The ceaseless constitutionalist, John Whitehead, President of the Rutherford Institute, whose attorneys continuously protect the civil liberties of students without charge, reports: "These policies, and the school administrators who relentlessly enforce them, render young people woefully ignorant of what they intrinsically possess as American [citizens]... . Having failed to learn much in the way of civic education in school [as in New York City], young people are being browbeaten into believing that they have no true rights and government authorities have total power and can violate constitutional rights whenever they see fit."
From the NYCLU's "Education Interrupted" report, here is the suspension story of Yvette in an education system over which Michael Bloomberg is proud to have total control: "Yvette and her younger sister Gabrielle attended the same school. Every day, Yvette would meet Gabrielle outside Gabrielle's classroom so they could walk home together. One afternoon, Yvette was told by a school safety officer [hired and trained by Police Commissioner Ray Kelly] that she could not go down the hall to Gabrielle's class. She explained she was picking up her younger sister, but the officer blocked her way and then shoved her when she tried to walk past.
"Yvette got upset and yelled, 'Don't touch me!' She tried to leave but was handcuffed and arrested by another school safety officer. Yvette was taken to the police precinct where she spent seven hours in handcuffs before being released to her mother."

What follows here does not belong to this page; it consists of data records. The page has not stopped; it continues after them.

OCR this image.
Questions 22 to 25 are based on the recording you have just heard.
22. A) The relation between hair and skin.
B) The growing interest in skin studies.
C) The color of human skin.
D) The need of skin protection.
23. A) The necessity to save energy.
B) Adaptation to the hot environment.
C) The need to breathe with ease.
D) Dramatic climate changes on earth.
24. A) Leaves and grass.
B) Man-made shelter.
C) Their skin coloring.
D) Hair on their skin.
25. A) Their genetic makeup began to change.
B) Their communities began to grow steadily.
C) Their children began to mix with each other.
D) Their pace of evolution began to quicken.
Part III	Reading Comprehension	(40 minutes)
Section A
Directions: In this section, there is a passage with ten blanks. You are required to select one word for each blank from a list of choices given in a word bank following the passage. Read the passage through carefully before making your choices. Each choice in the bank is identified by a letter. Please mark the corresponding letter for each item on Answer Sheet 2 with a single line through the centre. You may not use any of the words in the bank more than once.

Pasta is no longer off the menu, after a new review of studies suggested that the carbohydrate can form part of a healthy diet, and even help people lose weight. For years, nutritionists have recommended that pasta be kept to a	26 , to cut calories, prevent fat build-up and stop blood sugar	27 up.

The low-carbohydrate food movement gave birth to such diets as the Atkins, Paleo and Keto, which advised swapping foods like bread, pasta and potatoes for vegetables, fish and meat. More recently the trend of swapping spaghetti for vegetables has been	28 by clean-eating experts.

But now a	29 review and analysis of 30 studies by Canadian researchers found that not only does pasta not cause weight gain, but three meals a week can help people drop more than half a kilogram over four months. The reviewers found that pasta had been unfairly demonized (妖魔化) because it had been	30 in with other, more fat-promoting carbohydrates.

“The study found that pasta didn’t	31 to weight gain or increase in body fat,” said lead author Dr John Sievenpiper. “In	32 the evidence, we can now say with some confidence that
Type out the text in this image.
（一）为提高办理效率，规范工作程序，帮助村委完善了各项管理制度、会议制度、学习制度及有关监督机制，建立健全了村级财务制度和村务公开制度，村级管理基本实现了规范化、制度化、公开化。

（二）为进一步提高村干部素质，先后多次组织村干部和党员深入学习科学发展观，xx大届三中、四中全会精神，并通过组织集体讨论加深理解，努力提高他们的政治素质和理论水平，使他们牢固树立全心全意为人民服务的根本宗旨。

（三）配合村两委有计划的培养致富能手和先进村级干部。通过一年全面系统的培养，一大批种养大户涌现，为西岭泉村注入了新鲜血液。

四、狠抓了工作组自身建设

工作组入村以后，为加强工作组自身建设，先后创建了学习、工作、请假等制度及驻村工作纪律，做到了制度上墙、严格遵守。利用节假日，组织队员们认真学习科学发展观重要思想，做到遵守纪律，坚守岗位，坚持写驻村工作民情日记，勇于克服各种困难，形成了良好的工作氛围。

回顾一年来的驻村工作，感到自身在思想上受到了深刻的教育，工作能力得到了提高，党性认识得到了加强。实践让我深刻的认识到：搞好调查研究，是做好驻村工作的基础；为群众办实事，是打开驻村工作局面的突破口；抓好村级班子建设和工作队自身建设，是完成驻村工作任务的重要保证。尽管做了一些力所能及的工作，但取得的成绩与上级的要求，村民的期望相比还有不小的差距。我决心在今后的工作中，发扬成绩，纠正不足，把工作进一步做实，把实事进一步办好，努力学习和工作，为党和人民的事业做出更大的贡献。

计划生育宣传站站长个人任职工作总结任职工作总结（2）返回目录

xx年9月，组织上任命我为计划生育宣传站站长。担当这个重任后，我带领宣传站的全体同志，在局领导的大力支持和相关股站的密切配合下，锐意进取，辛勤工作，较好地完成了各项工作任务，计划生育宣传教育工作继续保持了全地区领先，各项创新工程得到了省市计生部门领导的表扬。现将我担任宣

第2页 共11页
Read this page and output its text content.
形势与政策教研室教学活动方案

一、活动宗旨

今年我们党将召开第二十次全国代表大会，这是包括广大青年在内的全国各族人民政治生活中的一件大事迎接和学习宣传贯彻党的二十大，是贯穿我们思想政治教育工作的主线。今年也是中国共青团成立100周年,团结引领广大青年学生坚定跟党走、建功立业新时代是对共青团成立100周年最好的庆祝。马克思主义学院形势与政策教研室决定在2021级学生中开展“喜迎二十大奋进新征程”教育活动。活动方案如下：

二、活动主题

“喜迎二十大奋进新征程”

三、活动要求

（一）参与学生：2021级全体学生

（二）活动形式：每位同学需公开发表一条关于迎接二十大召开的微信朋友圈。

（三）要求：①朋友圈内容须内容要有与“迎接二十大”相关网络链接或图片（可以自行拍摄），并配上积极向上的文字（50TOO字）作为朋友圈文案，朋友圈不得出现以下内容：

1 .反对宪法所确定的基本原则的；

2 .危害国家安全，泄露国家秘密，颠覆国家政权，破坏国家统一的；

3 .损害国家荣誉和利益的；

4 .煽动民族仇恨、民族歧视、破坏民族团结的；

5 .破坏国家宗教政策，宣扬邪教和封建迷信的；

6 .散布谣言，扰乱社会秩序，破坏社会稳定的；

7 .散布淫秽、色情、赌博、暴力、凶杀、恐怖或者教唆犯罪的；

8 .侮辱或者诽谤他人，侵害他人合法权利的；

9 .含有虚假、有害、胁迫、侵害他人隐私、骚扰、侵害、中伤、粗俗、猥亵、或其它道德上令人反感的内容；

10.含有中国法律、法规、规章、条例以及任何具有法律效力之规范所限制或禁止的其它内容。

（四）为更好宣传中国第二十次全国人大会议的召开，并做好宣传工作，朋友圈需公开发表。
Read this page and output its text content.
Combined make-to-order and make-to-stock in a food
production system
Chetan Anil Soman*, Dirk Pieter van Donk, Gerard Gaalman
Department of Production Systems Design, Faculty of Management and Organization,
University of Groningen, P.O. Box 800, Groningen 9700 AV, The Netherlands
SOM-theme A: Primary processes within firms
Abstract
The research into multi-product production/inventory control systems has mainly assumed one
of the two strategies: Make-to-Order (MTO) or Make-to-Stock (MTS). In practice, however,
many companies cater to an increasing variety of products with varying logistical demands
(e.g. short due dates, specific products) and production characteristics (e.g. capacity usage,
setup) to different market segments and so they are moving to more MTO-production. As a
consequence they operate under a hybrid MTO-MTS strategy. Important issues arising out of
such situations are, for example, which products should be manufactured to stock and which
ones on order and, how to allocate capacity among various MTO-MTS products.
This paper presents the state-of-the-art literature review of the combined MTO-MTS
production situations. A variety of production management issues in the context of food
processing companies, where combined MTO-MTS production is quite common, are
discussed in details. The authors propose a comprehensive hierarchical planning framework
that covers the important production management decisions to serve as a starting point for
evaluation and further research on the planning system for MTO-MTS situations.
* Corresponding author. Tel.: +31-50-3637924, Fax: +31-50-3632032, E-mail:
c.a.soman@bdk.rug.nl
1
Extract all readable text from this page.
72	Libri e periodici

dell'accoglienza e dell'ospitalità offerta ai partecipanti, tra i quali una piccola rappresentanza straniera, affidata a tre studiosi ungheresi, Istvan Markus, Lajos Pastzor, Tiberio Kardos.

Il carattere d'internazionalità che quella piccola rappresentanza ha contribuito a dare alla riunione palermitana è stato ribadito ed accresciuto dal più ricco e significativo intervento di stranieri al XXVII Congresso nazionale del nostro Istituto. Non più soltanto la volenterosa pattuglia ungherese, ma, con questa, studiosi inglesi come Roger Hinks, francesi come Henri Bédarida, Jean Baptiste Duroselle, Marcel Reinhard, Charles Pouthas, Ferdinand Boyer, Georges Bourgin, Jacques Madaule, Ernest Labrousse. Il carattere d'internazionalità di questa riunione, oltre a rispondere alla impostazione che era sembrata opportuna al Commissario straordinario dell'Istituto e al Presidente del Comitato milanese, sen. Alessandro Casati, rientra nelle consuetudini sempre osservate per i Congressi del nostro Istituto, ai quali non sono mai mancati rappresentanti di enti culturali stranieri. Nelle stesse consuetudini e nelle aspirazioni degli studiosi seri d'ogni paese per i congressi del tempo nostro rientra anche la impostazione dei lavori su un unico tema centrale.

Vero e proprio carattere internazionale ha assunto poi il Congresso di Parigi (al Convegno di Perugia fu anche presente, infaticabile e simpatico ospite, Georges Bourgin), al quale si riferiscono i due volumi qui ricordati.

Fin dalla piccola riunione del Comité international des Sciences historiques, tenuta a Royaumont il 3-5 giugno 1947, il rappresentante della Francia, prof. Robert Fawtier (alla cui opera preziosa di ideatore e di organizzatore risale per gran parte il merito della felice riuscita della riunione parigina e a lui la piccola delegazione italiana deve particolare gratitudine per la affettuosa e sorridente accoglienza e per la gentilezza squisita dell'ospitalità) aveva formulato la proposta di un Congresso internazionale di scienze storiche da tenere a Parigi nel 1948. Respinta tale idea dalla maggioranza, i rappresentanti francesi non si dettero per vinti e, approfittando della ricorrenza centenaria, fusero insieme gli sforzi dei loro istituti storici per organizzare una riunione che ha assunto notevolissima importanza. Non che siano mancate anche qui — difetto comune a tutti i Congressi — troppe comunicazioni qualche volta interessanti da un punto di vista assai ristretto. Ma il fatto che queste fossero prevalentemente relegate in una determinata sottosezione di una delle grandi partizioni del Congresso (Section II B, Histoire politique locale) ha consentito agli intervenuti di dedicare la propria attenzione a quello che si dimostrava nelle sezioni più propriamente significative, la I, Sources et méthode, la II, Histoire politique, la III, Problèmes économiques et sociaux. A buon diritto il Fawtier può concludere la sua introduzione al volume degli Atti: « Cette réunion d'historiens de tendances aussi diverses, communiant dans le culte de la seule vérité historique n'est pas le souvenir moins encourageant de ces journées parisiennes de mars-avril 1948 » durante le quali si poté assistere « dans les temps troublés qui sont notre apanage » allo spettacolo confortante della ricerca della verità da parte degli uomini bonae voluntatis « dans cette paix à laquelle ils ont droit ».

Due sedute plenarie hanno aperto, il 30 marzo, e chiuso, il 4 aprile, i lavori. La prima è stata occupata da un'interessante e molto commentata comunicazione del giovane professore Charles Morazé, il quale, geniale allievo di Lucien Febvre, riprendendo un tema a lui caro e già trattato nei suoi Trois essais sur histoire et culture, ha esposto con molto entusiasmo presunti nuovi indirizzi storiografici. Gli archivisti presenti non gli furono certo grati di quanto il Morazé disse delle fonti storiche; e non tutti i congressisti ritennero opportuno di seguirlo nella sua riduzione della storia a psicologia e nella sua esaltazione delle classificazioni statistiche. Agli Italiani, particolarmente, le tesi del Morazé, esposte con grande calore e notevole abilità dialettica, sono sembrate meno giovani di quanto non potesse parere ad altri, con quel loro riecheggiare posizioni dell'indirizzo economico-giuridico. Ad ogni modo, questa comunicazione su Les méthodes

And I cannot omit from this documentation of school suspensions — in this city where Michael Bloomberg rates himself as "the best mayor ever" — the suspension story of Monica: "One morning, as Monica was entering her Brooklyn middle school, her principal demanded to search her clothing and her belongings as part of an apparently random search. She cooperated as he repeatedly reached his hands into her pockets and then searched her backpack.
"The principal took a bottle of orange juice out of Monica's backpack and began to yell at her for trying to bring juice into the school — drinks with added sugar are prohibited by DOE policy" — and by our Maximum Dietician, the very caring mayor.
"Monica held onto the bottle, trying to explain that it was a type permitted under the rules. As Monica and her principal tugged on opposite ends of the bottle, Monica was tackled by a group of school safety officers who threw her to the ground, kneeled on her back, and handcuffed her."
Sure makes you proud to be a New Yorker, right? But this teaching moment was not finished: "Her twin sister, who was not subjected to search, saw the police slam Monica's head down on the floor. She began crying and begging the police to help her sister up. When she tried to intervene, she, too, was handcuffed."
Both sisters had more to learn about proper student behavior: "Monica was handcuffed to a table in a broom closet, and her sister was handcuffed in an empty classroom for two hours while their father waited at the security desk to pick them up. Neither Monica nor her sister was asked to write a statement, and neither was charged with a crime."
How, then, in view of the way these students were treated by the school safety [sic] officers, was there no punishment, or at least a reprimand, of their brutish abusers?
Ask the disciplinarian of us all, the legendary Michael Bloomberg!
The NYCLU's recommendation to stop this reign of terror includes "mandating positive alternatives to suspensions when appropriate," and, even more radically, "provide support services for students' emotional and psychological needs" and, most importantly, "encourage meaningful public input in the discipline process."
This requires, of course, candid, even high-volume input from students and parents! But first, shouldn't Mayor Bloomberg sign a witnessed and notarized affidavit agreeing to this democratic mandate? Or, is he, like the CIA, outside the law?